Diversion für ÖVP-Bundesrat Himmer

Unerwartet rasch ist am Montag in Wien der Untreueprozess gegen den Wiener ÖVP-Bundesrat und Ex-Alcatel-Vorstand Harald Himmer zu Ende gegangen. Der 57-Jährige übernahm die Verantwortung für die ihm vorgeworfenen Taten, damit war eine Diversion möglich.

Himmer erklärte sich nach Belehrung von Richterin Marion Hohenecker zur Zahlung einer Geldbuße von 11.500 Euro bereit. Im Gegenzug wird die gegen ihn gerichtete Anzeige vorerst zurückgelegt. Sobald die Geldbuße am Konto der Justiz eingelangt ist, wäre im Fall der Rechtskraft die Strafsache für den ÖVP-Politiker endgültig erledigt. Himmer würde damit weiterhin als nicht vorbestraft gelten.

Staatsanwalt bot Diversion an

Staatsanwalt Bernhard Löw war mit dieser Vorgangsweise einverstanden – der Anklagevertreter selbst hatte ihr den Weg geebnet, indem er Himmer schon in seinem Eröffnungsvortrag eine Diversion schmackhaft gemacht hatte. „Sollte Himmer Verantwortung übernehmen, wäre das aus Sicht der Staatsanwaltschaft ein klassischer Fall für eine Diversion“, hatte Löw zu Beginn des Verhandlungstags erklärt. Der zur Anklage gebrachte Sachverhalt sei 15 Jahre her, Himmer habe sich seither wohl verhalten und sei gerichtlich unbescholten. Eine Diversion „würde die Sache vereinfachen. Aber es soll niemand etwas gestehen, was er nicht gemacht hat“, sagte Löw.

Rechtskräftig ist die Diversion noch nicht. Da die Sache berichtspflichtig ist, benötigt die Staatsanwaltschaft Wien als weisungsgebundene Behörde formal noch die Zustimmung der übergeordneten Stellen. Es ist allerdings wohl davon auszugehen, dass der zuständige Staatsanwalt sein Vorgehen mit den übergeordneten Behörden akkordiert haben dürfte.

Freispruch für Fischer, Hochegger verurteilt

Wegen Beteiligung an der Untreue mitangeklagt waren der Ex-Lobbyist Peter Hochegger und der frühere Telekom-Austria-Vorstand Rudolf Fischer.
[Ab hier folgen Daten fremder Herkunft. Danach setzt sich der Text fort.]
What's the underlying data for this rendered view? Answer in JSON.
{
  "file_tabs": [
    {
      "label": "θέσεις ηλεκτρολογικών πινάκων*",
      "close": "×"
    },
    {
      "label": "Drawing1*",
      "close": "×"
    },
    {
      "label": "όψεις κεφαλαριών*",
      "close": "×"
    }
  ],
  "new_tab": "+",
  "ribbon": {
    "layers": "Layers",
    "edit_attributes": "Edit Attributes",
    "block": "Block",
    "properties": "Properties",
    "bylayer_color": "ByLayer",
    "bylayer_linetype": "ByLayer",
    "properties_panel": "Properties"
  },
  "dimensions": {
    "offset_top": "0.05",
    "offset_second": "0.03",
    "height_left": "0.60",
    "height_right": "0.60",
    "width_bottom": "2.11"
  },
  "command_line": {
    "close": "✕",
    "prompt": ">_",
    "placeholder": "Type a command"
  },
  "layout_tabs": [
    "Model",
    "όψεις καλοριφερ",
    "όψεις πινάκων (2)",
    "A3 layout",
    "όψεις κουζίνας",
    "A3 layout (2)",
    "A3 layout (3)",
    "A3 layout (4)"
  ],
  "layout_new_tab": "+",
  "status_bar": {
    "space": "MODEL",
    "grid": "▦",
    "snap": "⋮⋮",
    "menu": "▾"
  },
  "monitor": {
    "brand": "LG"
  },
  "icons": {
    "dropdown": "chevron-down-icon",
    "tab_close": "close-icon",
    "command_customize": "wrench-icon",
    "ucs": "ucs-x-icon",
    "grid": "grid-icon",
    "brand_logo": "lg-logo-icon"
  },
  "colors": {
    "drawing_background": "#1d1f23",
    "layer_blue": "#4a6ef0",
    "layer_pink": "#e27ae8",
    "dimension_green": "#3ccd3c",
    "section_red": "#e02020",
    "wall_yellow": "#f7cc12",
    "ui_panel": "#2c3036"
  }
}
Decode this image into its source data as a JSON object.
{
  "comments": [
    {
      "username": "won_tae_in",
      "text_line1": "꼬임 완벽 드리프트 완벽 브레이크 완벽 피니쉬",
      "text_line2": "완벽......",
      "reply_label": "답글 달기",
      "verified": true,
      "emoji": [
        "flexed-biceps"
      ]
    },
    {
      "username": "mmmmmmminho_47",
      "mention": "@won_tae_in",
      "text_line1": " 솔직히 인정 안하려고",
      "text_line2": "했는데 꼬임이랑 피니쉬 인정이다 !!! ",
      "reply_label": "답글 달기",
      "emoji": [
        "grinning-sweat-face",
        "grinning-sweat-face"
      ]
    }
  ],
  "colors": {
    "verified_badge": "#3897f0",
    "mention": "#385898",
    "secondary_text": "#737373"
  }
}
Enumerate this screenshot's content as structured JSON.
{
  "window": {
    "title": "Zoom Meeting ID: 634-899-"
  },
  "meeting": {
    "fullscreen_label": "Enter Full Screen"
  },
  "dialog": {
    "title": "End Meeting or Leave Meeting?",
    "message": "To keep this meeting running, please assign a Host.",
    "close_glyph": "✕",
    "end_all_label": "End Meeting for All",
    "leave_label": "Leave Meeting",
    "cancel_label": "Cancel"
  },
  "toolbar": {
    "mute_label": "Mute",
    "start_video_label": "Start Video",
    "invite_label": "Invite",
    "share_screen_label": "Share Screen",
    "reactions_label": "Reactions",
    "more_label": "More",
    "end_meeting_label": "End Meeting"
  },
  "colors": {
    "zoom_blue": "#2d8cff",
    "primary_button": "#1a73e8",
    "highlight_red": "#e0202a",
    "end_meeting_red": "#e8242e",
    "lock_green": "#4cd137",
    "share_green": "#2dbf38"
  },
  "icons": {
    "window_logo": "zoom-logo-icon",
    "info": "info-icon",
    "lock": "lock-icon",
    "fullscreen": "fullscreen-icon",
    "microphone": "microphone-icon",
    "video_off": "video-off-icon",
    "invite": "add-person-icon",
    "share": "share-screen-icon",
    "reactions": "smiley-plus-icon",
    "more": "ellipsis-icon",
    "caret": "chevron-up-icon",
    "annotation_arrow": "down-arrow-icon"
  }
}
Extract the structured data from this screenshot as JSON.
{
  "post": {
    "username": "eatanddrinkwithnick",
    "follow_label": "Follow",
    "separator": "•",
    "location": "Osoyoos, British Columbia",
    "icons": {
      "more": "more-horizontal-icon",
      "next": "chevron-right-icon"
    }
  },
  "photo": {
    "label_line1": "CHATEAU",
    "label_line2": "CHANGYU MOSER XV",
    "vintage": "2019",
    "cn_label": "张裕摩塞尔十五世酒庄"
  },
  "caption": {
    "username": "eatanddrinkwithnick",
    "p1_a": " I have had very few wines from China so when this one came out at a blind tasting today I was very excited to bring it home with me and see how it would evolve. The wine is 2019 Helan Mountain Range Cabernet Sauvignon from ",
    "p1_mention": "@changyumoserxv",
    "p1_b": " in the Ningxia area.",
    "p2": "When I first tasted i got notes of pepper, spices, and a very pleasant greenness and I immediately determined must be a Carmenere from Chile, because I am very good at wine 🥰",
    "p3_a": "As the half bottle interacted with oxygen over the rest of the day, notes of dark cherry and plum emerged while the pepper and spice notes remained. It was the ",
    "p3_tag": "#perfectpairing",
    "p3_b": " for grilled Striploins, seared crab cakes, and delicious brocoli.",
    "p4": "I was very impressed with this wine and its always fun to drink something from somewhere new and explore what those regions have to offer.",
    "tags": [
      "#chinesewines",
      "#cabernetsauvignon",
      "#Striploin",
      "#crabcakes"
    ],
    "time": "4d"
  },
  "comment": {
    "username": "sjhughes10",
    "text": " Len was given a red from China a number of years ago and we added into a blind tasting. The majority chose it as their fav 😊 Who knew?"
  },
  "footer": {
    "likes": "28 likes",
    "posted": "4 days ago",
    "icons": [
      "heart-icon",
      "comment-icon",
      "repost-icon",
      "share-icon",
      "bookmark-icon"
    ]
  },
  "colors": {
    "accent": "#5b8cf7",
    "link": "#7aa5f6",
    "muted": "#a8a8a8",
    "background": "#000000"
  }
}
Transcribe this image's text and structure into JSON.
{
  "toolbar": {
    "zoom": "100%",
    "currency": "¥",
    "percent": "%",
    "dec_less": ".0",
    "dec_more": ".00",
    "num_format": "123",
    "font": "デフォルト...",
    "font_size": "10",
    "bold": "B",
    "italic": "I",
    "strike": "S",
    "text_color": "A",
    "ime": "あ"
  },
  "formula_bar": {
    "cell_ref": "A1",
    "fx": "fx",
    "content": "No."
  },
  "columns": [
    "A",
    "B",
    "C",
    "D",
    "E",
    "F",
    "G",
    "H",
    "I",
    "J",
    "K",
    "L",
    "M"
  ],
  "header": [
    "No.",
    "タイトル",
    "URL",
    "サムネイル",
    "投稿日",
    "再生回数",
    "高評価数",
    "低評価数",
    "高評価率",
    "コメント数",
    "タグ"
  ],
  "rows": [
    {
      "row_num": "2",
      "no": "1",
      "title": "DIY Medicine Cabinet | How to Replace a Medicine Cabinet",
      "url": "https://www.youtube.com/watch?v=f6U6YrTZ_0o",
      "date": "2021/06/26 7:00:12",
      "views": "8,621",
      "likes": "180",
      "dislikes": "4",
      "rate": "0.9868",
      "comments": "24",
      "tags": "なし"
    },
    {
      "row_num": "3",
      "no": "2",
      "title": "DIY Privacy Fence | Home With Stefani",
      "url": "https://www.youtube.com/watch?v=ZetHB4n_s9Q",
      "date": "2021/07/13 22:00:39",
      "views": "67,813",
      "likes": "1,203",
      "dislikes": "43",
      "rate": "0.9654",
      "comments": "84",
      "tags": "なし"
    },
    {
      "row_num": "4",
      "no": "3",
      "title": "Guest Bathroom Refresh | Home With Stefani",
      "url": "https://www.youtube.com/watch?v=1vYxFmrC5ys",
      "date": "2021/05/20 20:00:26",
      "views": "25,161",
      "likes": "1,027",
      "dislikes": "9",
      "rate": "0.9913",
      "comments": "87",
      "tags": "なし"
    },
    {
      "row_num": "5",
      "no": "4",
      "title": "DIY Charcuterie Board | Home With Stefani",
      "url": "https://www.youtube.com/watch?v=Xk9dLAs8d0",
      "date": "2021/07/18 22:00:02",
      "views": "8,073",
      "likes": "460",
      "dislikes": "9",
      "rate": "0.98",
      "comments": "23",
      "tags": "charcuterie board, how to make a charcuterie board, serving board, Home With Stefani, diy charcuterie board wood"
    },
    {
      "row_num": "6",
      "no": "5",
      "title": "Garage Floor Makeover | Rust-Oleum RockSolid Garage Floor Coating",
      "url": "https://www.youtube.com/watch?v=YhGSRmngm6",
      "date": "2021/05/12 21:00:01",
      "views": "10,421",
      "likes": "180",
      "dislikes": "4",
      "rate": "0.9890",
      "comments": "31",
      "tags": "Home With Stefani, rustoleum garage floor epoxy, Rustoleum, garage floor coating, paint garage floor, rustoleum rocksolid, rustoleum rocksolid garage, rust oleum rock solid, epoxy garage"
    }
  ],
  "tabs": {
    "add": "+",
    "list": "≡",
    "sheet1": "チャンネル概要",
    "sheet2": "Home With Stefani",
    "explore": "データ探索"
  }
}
Fischer wurde freigesprochen. Hochegger wurde zwar im Sinne der Anklage verurteilt, bei einem Strafrahmen von bis zu drei Jahren nahm der Schöffensenat aber von der Verhängung einer Zusatzstrafe Abstand.

Bei Hochegger war zu berücksichtigen, dass er 2016 im Zusammenhang mit über „Scheinrechnungen“ verschleierte Zahlungen der Telekom ans BZÖ zu zwei Jahren teilbedingt verurteilt worden war. Die sechsjährige Freiheitsstrafe, die er vor knapp zwei Jahren im BUWOG-Prozess ausgefasst hatte, ist ebenso wie sämtliche Entscheidungen vom Montag nicht rechtskräftig. Zum Freispruch für Fischer und zum Hochegger-Urteil gab Löw vorerst keine Erklärung ab. Hocheggers Verteidiger Leonhard Kregcjk erbat Bedenkzeit.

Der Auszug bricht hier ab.